Medeniyet, kendi boşluklarının görüntüsünü ve farkındalığını kendilerinden gizlemek için muazzam bir retorik duvarını, bilgi ve eylemin toplumsal örgütlenmesini inşa eden, kanaat etmiş bir şekilde yaşayamayan insanların hikayesidir.
Kanaat, diyor Carlo, kişinin yaşamına ve kişiliğine şu anda sahip olması; bu ânı, geleceğini umduğu bir şeye feda etmeden, böylece yaşamı bekleyişte yok etmeden tam olarak yaşama kapasitesidir.

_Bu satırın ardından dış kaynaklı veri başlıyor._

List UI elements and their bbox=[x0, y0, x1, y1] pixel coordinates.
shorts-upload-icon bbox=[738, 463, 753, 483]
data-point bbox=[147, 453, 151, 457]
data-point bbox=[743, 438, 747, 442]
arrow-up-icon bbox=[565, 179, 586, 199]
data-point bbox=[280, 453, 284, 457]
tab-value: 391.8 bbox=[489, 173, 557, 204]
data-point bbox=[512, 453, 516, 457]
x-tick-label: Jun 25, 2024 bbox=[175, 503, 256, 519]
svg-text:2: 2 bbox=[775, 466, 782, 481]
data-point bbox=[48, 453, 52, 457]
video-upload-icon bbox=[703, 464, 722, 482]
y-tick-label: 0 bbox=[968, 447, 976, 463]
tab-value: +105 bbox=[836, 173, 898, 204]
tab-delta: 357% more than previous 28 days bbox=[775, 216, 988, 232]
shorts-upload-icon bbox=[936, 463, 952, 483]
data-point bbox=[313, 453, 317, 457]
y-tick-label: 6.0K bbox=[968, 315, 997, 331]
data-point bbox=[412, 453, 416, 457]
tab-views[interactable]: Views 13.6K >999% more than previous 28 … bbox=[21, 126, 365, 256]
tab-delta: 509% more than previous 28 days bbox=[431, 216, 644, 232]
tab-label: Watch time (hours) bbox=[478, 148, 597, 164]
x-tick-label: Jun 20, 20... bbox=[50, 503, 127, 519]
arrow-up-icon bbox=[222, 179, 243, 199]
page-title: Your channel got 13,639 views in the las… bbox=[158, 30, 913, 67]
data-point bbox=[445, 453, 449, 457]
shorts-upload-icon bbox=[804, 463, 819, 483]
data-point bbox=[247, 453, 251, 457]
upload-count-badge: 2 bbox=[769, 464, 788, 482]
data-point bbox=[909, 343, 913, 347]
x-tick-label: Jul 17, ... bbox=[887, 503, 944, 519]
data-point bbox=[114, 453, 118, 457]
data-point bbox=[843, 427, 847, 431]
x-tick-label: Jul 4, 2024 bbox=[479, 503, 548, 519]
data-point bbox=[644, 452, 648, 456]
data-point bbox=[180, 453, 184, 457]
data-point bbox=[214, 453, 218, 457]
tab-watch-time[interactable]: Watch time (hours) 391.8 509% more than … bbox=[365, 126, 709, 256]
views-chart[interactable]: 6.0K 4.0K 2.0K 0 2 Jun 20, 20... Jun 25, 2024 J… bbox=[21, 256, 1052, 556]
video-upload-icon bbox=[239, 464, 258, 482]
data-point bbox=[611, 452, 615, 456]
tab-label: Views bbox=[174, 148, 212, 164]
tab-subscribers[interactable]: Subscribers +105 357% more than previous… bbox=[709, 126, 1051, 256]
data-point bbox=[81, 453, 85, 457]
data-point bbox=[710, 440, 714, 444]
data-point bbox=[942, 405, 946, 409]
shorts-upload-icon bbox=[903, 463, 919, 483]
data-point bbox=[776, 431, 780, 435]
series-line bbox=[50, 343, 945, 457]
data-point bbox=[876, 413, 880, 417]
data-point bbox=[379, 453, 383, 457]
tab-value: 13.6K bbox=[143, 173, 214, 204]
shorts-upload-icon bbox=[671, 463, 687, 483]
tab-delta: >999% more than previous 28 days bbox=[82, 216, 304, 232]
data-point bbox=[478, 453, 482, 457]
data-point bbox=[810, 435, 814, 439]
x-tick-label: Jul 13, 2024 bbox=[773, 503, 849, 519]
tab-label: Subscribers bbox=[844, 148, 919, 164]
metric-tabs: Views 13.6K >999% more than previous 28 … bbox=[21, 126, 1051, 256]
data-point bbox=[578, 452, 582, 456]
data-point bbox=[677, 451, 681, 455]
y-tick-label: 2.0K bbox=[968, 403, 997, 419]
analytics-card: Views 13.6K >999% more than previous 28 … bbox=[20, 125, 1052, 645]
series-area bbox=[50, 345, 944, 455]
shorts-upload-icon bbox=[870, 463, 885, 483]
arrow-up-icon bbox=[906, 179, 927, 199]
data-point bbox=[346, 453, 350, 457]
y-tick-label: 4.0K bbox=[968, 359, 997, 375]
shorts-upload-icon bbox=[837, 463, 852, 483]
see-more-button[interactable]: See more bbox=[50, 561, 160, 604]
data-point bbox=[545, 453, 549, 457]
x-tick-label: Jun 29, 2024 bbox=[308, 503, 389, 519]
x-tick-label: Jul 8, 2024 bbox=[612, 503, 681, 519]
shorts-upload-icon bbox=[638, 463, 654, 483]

İhtiyaç duymamak ve özgürlük, hem varlık hem de değer üzerine kurulu, var olduğu için hiçbir şey istemeyen mutluluk çemberinde ve var olmadığı için de hiçbir şey talep etmeyen ölümün çemberinde bulunan bir kesişimdir.
Toprak anaç bir şekilde onu yarıp açan sabana katlanır ama deniz ulaşılamaz büyük bir gülümsemedir; hiçbir şey onun üzerinde iz bırakmaz;yüzen kollar onu kucaklamaz onu iter ve kaybederler, o kendini teslim etmez.